One of the biggest gripes from investors in recent years has been the fact that everything looks expensive, and that it’s tough to find opportunities. Well, that’s started to change.

World shares are trading on a price/earnings ratio of 13.7, which is 28.1 per cent down from last year’s peak of 19.1 and 12.8 per cent below the 20-year average of 15.8.

This doesn’t mean markets couldn’t still go lower, and we’re not yet sure if analysts have been appropriately pessimistic when it comes to earnings estimates (which means the “e” in the ratio could be wrong).

However, that’s the lowest since 2013 and it counts for something.

There are signs of inflation softening.

Oil is sitting at around US$80 a barrel, 35 per cent down from early June and the lowest since early January.

At the same time, the New York Fed's Global Supply Chain Pressure Index has slipped to its lowest level since early last year.

This is flowing through to how businesses are behaving on the pricing front.

The National Federal of Independent Business asks small businesses in the US every month whether they intend to raise prices in the months ahead. After being elevated for most of this year, the proportion responding with a yes has fallen to a 15-month low.

Here in New Zealand, last month’s ANZ Business Outlook survey saw pricing intentions decline to the lowest since December 2021.

Sentiment is pretty awful at the moment.

The American Association of Individual Investors has been running a weekly sentiment survey since 1987, and for the last two weeks more than 60 per cent of respondents have said they’re bearish (which means negative).

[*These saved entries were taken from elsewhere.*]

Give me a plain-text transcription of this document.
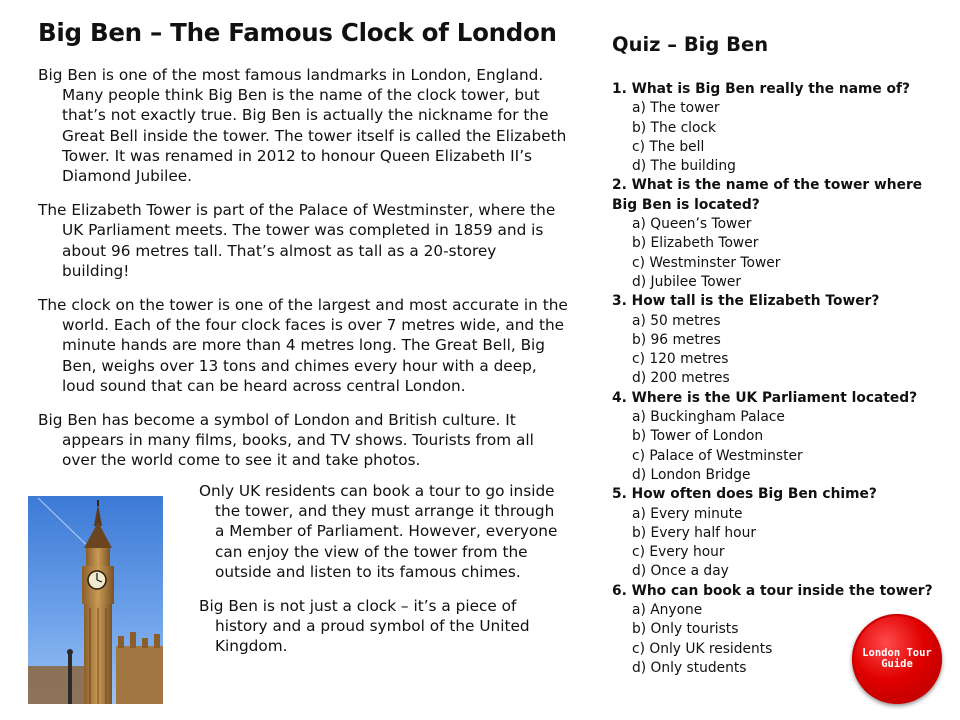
Big Ben – The Famous Clock of London

Big Ben is one of the most famous landmarks in London, England. Many people think Big Ben is the name of the clock tower, but that’s not exactly true. Big Ben is actually the nickname for the Great Bell inside the tower. The tower itself is called the Elizabeth Tower. It was renamed in 2012 to honour Queen Elizabeth II’s Diamond Jubilee.

The Elizabeth Tower is part of the Palace of Westminster, where the UK Parliament meets. The tower was completed in 1859 and is about 96 metres tall. That’s almost as tall as a 20-storey building!

The clock on the tower is one of the largest and most accurate in the world. Each of the four clock faces is over 7 metres wide, and the minute hands are more than 4 metres long. The Great Bell, Big Ben, weighs over 13 tons and chimes every hour with a deep, loud sound that can be heard across central London.

Big Ben has become a symbol of London and British culture. It appears in many films, books, and TV shows. Tourists from all over the world come to see it and take photos.

Only UK residents can book a tour to go inside the tower, and they must arrange it through a Member of Parliament. However, everyone can enjoy the view of the tower from the outside and listen to its famous chimes.

Big Ben is not just a clock – it’s a piece of history and a proud symbol of the United Kingdom.

Quiz – Big Ben

1. What is Big Ben really the name of?

a) The tower

b) The clock

c) The bell

d) The building

2. What is the name of the tower where Big Ben is located?

a) Queen’s Tower

b) Elizabeth Tower

c) Westminster Tower

d) Jubilee Tower

3. How tall is the Elizabeth Tower?

a) 50 metres

b) 96 metres

c) 120 metres

d) 200 metres

4. Where is the UK Parliament located?

a) Buckingham Palace

b) Tower of London

c) Palace of Westminster

d) London Bridge

5. How often does Big Ben chime?

a) Every minute

b) Every half hour

c) Every hour

d) Once a day

6. Who can book a tour inside the tower?

a) Anyone

b) Only tourists

c) Only UK residents

d) Only students

London Tour Guide
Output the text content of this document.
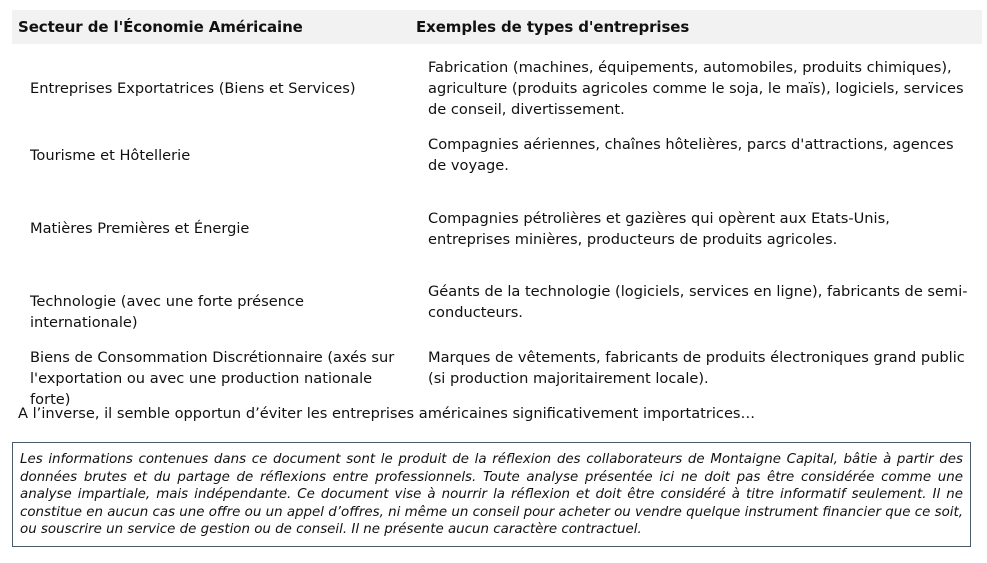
Secteur de l'Économie Américaine	Exemples de types d'entreprises
Entreprises Exportatrices (Biens et Services)
Fabrication (machines, équipements, automobiles, produits chimiques), agriculture (produits agricoles comme le soja, le maïs), logiciels, services de conseil, divertissement.
Tourisme et Hôtellerie
Compagnies aériennes, chaînes hôtelières, parcs d'attractions, agences de voyage.
Matières Premières et Énergie
Compagnies pétrolières et gazières qui opèrent aux Etats-Unis, entreprises minières, producteurs de produits agricoles.
Technologie (avec une forte présence internationale)
Géants de la technologie (logiciels, services en ligne), fabricants de semi-conducteurs.
Biens de Consommation Discrétionnaire (axés sur l'exportation ou avec une production nationale forte)
Marques de vêtements, fabricants de produits électroniques grand public (si production majoritairement locale).
A l’inverse, il semble opportun d’éviter les entreprises américaines significativement importatrices…
Les informations contenues dans ce document sont le produit de la réflexion des collaborateurs de Montaigne Capital, bâtie à partir des données brutes et du partage de réflexions entre professionnels. Toute analyse présentée ici ne doit pas être considérée comme une analyse impartiale, mais indépendante. Ce document vise à nourrir la réflexion et doit être considéré à titre informatif seulement. Il ne constitue en aucun cas une offre ou un appel d’offres, ni même un conseil pour acheter ou vendre quelque instrument financier que ce soit, ou souscrire un service de gestion ou de conseil. Il ne présente aucun caractère contractuel.
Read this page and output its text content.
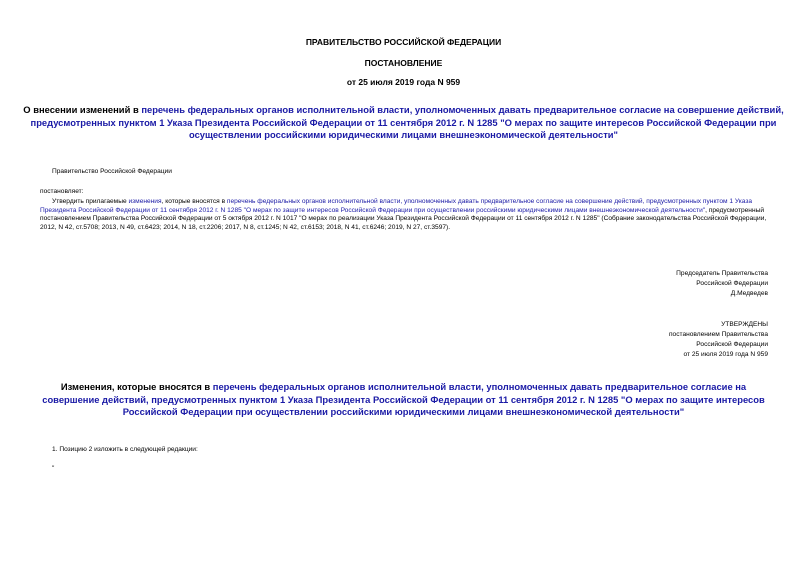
ПРАВИТЕЛЬСТВО РОССИЙСКОЙ ФЕДЕРАЦИИ
ПОСТАНОВЛЕНИЕ
от 25 июля 2019 года N 959
О внесении изменений в перечень федеральных органов исполнительной власти, уполномоченных давать предварительное согласие на совершение действий, предусмотренных пунктом 1 Указа Президента Российской Федерации от 11 сентября 2012 г. N 1285 "О мерах по защите интересов Российской Федерации при осуществлении российскими юридическими лицами внешнеэкономической деятельности"
Правительство Российской Федерации
постановляет:
Утвердить прилагаемые изменения, которые вносятся в перечень федеральных органов исполнительной власти, уполномоченных давать предварительное согласие на совершение действий, предусмотренных пунктом 1 Указа Президента Российской Федерации от 11 сентября 2012 г. N 1285 "О мерах по защите интересов Российской Федерации при осуществлении российскими юридическими лицами внешнеэкономической деятельности", предусмотренный постановлением Правительства Российской Федерации от 5 октября 2012 г. N 1017 "О мерах по реализации Указа Президента Российской Федерации от 11 сентября 2012 г. N 1285" (Собрание законодательства Российской Федерации, 2012, N 42, ст.5708; 2013, N 49, ст.6423; 2014, N 18, ст.2206; 2017, N 8, ст.1245; N 42, ст.6153; 2018, N 41, ст.6246; 2019, N 27, ст.3597).
Председатель Правительства
Российской Федерации
Д.Медведев
УТВЕРЖДЕНЫ
постановлением Правительства
Российской Федерации
от 25 июля 2019 года N 959
Изменения, которые вносятся в перечень федеральных органов исполнительной власти, уполномоченных давать предварительное согласие на совершение действий, предусмотренных пунктом 1 Указа Президента Российской Федерации от 11 сентября 2012 г. N 1285 "О мерах по защите интересов Российской Федерации при осуществлении российскими юридическими лицами внешнеэкономической деятельности"
1. Позицию 2 изложить в следующей редакции:
"
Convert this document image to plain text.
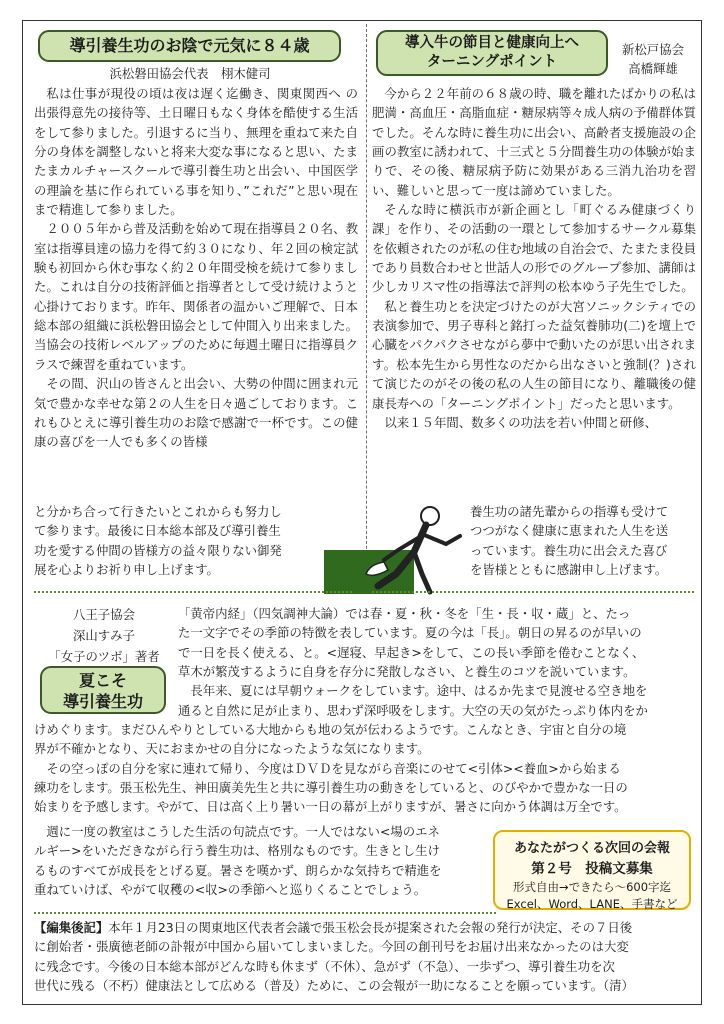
導引養生功のお陰で元気に８４歳
浜松磐田協会代表　栩木健司

私は仕事が現役の頃は夜は遅く迄働き、関東関西へ の出張得意先の接待等、土日曜日もなく身体を酷使する生活をして参りました。引退するに当り、無理を重ねて来た自分の身体を調整しないと将来大変な事になると思い、たまたまカルチャースクールで導引養生功と出会い、中国医学の理論を基に作られている事を知り、”これだ”と思い現在まで精進して参りました。

２００５年から普及活動を始めて現在指導員２０名、教室は指導員達の協力を得て約３０になり、年２回の検定試験も初回から休む事なく約２０年間受検を続けて参りました。これは自分の技術評価と指導者として受け続けようと心掛けております。昨年、関係者の温かいご理解で、日本総本部の組織に浜松磐田協会として仲間入り出来ました。当協会の技術レベルアップのために毎週土曜日に指導員クラスで練習を重ねています。

その間、沢山の皆さんと出会い、大勢の仲間に囲まれ元気で豊かな幸せな第２の人生を日々過ごしております。これもひとえに導引養生功のお陰で感謝で一杯です。この健康の喜びを一人でも多くの皆様

と分かち合って行きたいとこれからも努力し

て参ります。最後に日本総本部及び導引養生

功を愛する仲間の皆様方の益々限りない御発

展を心よりお祈り申し上げます。

導入牛の節目と健康向上へ
ターニングポイント
新松戸協会
高橋輝雄

今から２２年前の６８歳の時、職を離れたばかりの私は肥満・高血圧・高脂血症・糖尿病等々成人病の予備群体質でした。そんな時に養生功に出会い、高齢者支援施設の企画の教室に誘われて、十三式と５分間養生功の体験が始まりで、その後、糖尿病予防に効果がある三消九治功を習い、難しいと思って一度は諦めていました。

そんな時に横浜市が新企画とし「町ぐるみ健康づくり課」を作り、その活動の一環として参加するサークル募集を依頼されたのが私の住む地域の自治会で、たまたま役員であり員数合わせと世話人の形でのグループ参加、講師は少しカリスマ性の指導法で評判の松本ゆう子先生でした。

私と養生功とを決定づけたのが大宮ソニックシティでの表演参加で、男子専科と銘打った益気養肺功(二)を壇上で心臓をパクパクさせながら夢中で動いたのが思い出されます。松本先生から男性なのだから出なさいと強制(？)されて演じたのがその後の私の人生の節目になり、離職後の健康長寿への「ターニングポイント」だったと思います。

以来１５年間、数多くの功法を若い仲間と研修、

養生功の諸先輩からの指導も受けて

つつがなく健康に恵まれた人生を送

っています。養生功に出会えた喜び

を皆様とともに感謝申し上げます。

八王子協会
深山すみ子
「女子のツボ」著者
夏こそ
導引養生功

「黄帝内経」（四気調神大論）では春・夏・秋・冬を「生・長・収・蔵」と、たっ

た一文字でその季節の特徴を表しています。夏の今は「長」。朝日の昇るのが早いの

で一日を長く使える、と。<遅寝、早起き>をして、この長い季節を倦むことなく、

草木が繁茂するように自身を存分に発散しなさい、と養生のコツを説いています。

　長年来、夏には早朝ウォークをしています。途中、はるか先まで見渡せる空き地を

通ると自然に足が止まり、思わず深呼吸をします。大空の天の気がたっぷり体内をか

けめぐります。まだひんやりとしている大地からも地の気が伝わるようです。こんなとき、宇宙と自分の境

界が不確かとなり、天におまかせの自分になったような気になります。

　その空っぽの自分を家に連れて帰り、今度はＤＶＤを見ながら音楽にのせて<引体><養血>から始まる

練功をします。張玉松先生、神田廣美先生と共に導引養生功の動きをしていると、のびやかで豊かな一日の

始まりを予感します。やがて、日は高く上り暑い一日の幕が上がりますが、暑さに向かう体調は万全です。

　週に一度の教室はこうした生活の句読点です。一人ではない<場のエネ

ルギー>をいただきながら行う養生功は、格別なものです。生きとし生け

るものすべてが成長をとげる夏。暑さを嘆かず、朗らかな気持ちで精進を

重ねていけば、やがて収穫の<収>の季節へと巡りくることでしょう。

あなたがつくる次回の会報
第２号　投稿文募集
形式自由→できたら～600字迄
Excel、Word、LANE、手書など

【編集後記】本年１月23日の関東地区代表者会議で張玉松会長が提案された会報の発行が決定、その７日後

に創始者・張廣徳老師の訃報が中国から届いてしまいました。今回の創刊号をお届け出来なかったのは大変

に残念です。今後の日本総本部がどんな時も休まず（不休）、急がず（不急）、一歩ずつ、導引養生功を次

世代に残る（不朽）健康法として広める（普及）ために、この会報が一助になることを願っています。（清）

That’s the highest proportion since March 2009, which just happened to mark the bottom of the post-GFC bear market.

We’ve seen a few of Wall Street’s higher-profile optimists also show signs of throwing in the towel recently too.

Nobody knows where the bottom is this time around, but it’s comforting when investors trade unbridled confidence for fear.

We’re entering a traditionally strong time of the year.

September lived up to its name as the weakest month for US shares as markets endured a brutal sell off, but seasonality is on our side for the balance of the year.

November and December are traditionally the strongest months of the year, while the December quarter is typically the most buoyant by a wide margin.

Since 1950, the S&P 500 has increased by an average of 4.1 per cent during the December quarter (compared with just 1.6 per cent for the other three), and it has been up on 79 per cent of occasions (a much better hit rate than 62 per cent for the rest).

There are plenty of challenges ahead, notably more interest rate rises and the eventual impacts this will have on consumers, businesses and the economy. We’ve also got the US midterm elections in November to get through.

However, with some of the heat having come out of the market and a few positive signs on the horizon, let’s hope the final stretch of the year makes for a more stable period.